Dependent jobs are submitted one by one, if some jobs failed, the pipeline will stop. Good for initital testing.
submit all jobs to the cluster
./pyflow-ATACseq.sh
All jobs will be submitted to the cluster on queue. This is useful if you know your jobs will succeed for most of them and the jobs are on queue to gain priority.
job control
To kill all of your pending jobs you can use the command:
bkill ` bjobs -u krai |grep PEND |cut -f1 -d" "`
bjobs -pl
Display detailed information of all pending jobs of the invoker.
bjobs -ps
Display only pending and suspended jobs.
bjobs -u all -a
Display all jobs of all users.
bjobs -d -q short -m apple -u mtang1
Display all the recently finished jobs submitted by john to the
queue short, and executed on the host apple.
rerun some of the jobs
# specify the name of the rule, all files that associated with that rule will be rerun. e.g. rerun macs2 calling peaks rule,
./pyflow-ChIPseq -R call_peaks_macs2
## rerun one sample, just specify the name of the target file
./pyflow-ATACseq -R 04aln/m280.sorted.bam
##rerun only align rule
./pyflow-ATACseq -f align
## check snakemake -h
## -R -f -F --until are useufl
checking results after run finish
snakemake --summary | sort -k1,1 | less -S
# or detailed summary will give you the commands used to generated the output and what input is used
snakemake --detailed-summary | sort -k1,1 > snakemake_run_summary.txt
clean the folders
I use echo to see what will be removed first, then you can remove all later.

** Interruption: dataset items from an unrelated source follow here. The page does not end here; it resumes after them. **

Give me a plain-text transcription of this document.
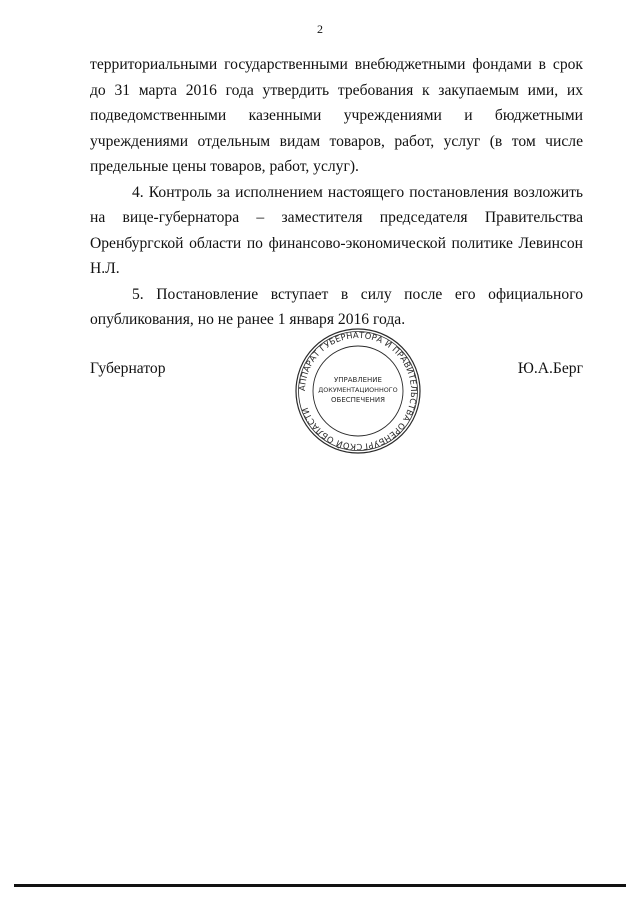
2

территориальными государственными внебюджетными фондами в срок до 31 марта 2016 года утвердить требования к закупаемым ими, их подведомственными казенными учреждениями и бюджетными учреждениями отдельным видам товаров, работ, услуг (в том числе предельные цены товаров, работ, услуг).

4. Контроль за исполнением настоящего постановления возложить на вице-губернатора – заместителя председателя Правительства Оренбургской области по финансово-экономической политике Левинсон Н.Л.

5. Постановление вступает в силу после его официального опубликования, но не ранее 1 января 2016 года.

Губернатор	Ю.А.Берг
АППАРАТ ГУБЕРНАТОРА И ПРАВИТЕЛЬСТВА ОРЕНБУРГСКОЙ ОБЛАСТИ
УПРАВЛЕНИЕ
ДОКУМЕНТАЦИОННОГО
ОБЕСПЕЧЕНИЯ
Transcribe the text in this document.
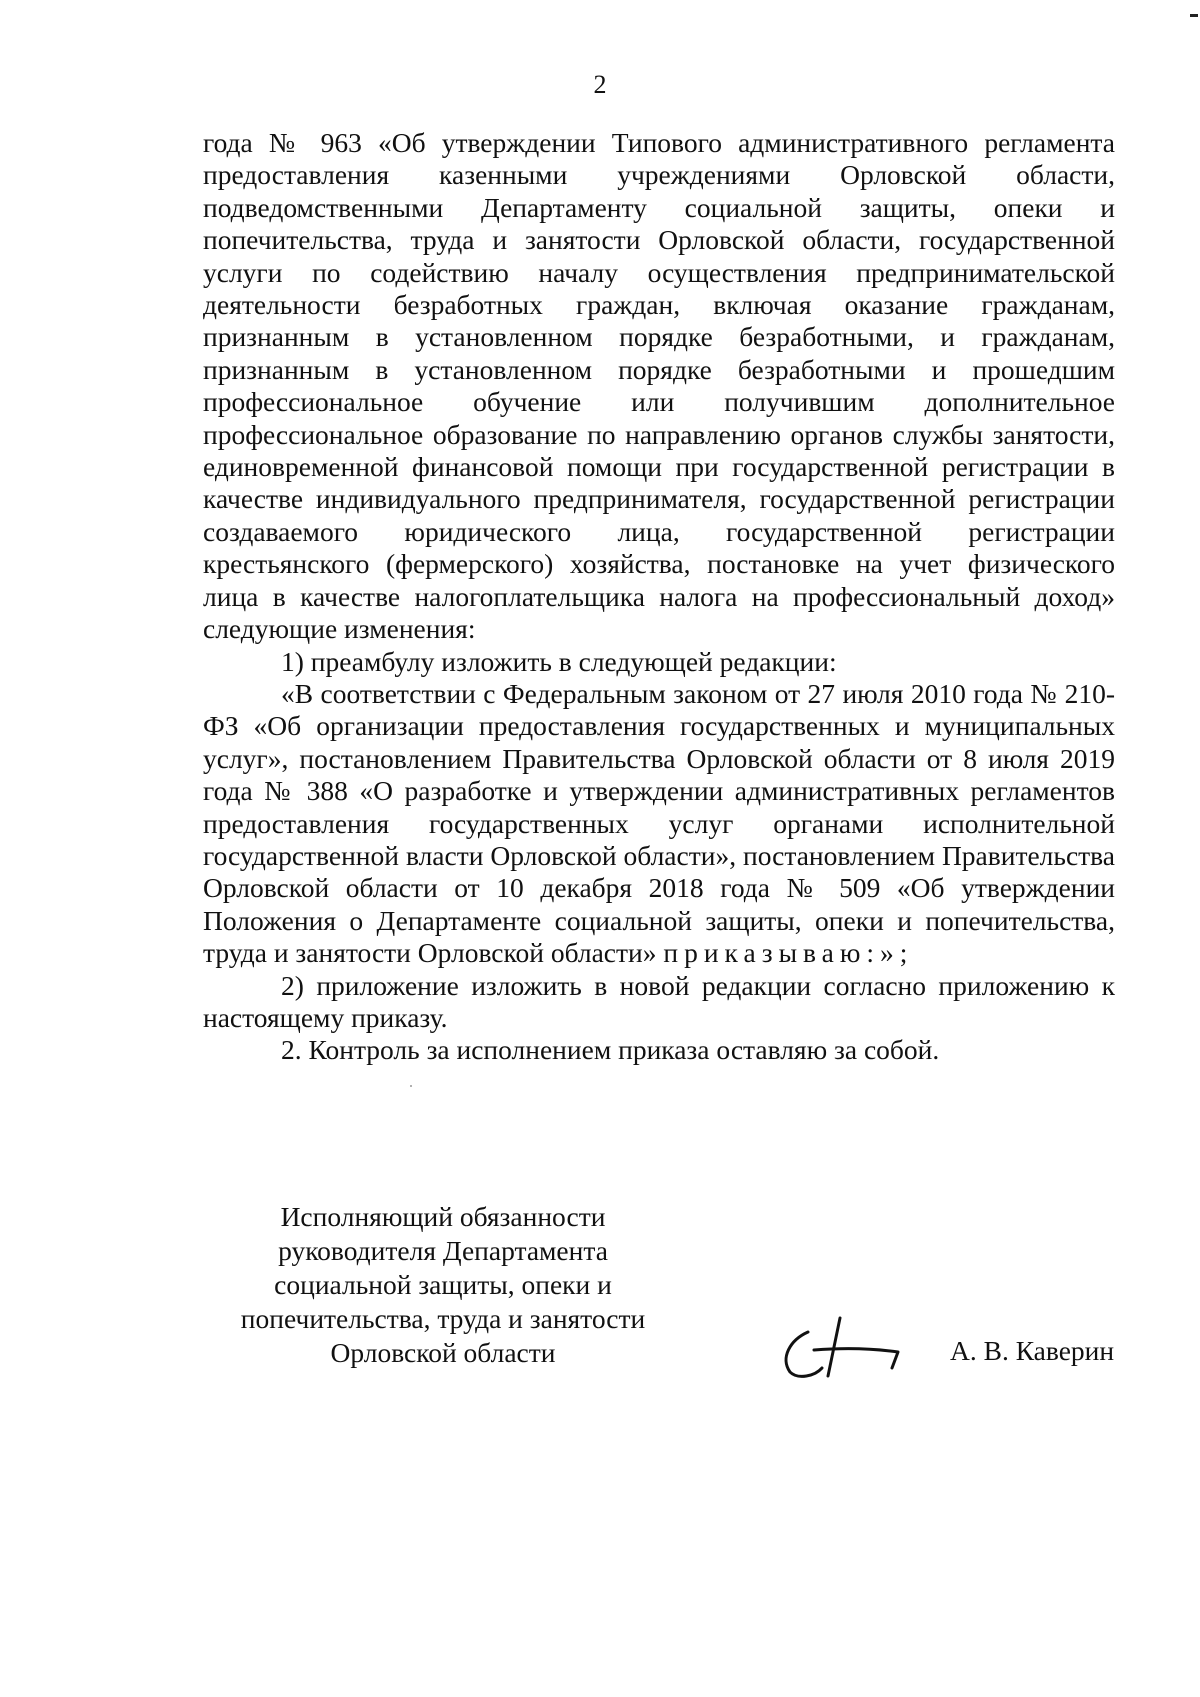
2

года № 963 «Об утверждении Типового административного регламента предоставления казенными учреждениями Орловской области, подведомственными Департаменту социальной защиты, опеки и попечительства, труда и занятости Орловской области, государственной услуги по содействию началу осуществления предпринимательской деятельности безработных граждан, включая оказание гражданам, признанным в установленном порядке безработными, и гражданам, признанным в установленном порядке безработными и прошедшим профессиональное обучение или получившим дополнительное профессиональное образование по направлению органов службы занятости, единовременной финансовой помощи при государственной регистрации в качестве индивидуального предпринимателя, государственной регистрации создаваемого юридического лица, государственной регистрации крестьянского (фермерского) хозяйства, постановке на учет физического лица в качестве налогоплательщика налога на профессиональный доход» следующие изменения:

1) преамбулу изложить в следующей редакции:

«В соответствии с Федеральным законом от 27 июля 2010 года № 210-ФЗ «Об организации предоставления государственных и муниципальных услуг», постановлением Правительства Орловской области от 8 июля 2019 года № 388 «О разработке и утверждении административных регламентов предоставления государственных услуг органами исполнительной государственной власти Орловской области», постановлением Правительства Орловской области от 10 декабря 2018 года № 509 «Об утверждении Положения о Департаменте социальной защиты, опеки и попечительства, труда и занятости Орловской области» приказываю:»;

2) приложение изложить в новой редакции согласно приложению к настоящему приказу.

2. Контроль за исполнением приказа оставляю за собой.

Исполняющий обязанности
руководителя Департамента
социальной защиты, опеки и
попечительства, труда и занятости
Орловской области	А. В. Каверин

find . -maxdepth 1 -type d -name "[0-9]*" | xargs echo rm -rf
Snakemake does not trigger re-runs if I add additional input files. What can I do?
Snakemake has a kind of “lazy” policy about added input files if their modification date is older than that of the output files. One reason is that information what to do cannot be inferred just from the input and output files. You need additional information about the last run to be stored. Since behaviour would be inconsistent between cases where that information is available and where it is not, this functionality has been encoded as an extra switch. To trigger updates for jobs with changed input files, you can use the command line argument –list-input-changes in the following way:
snakemake -n -R `snakemake --list-input-changes`
How do I trigger re-runs for rules with updated code or parameters?
snakemake -n -R `snakemake --list-params-changes`
and
$ snakemake -n -R `snakemake --list-code-changes`
Peak calling
by Tao Liu:
If you followed original protocol for ATAC-Seq, you should get Paired-End reads. If so, I would suggest you just use "--format BAMPE" to let MACS2 pileup the whole fragments in general. But if you want to focus on looking for where the 'cutting sites' are, then '--nomodel --shift -100 --extsize 200' should work.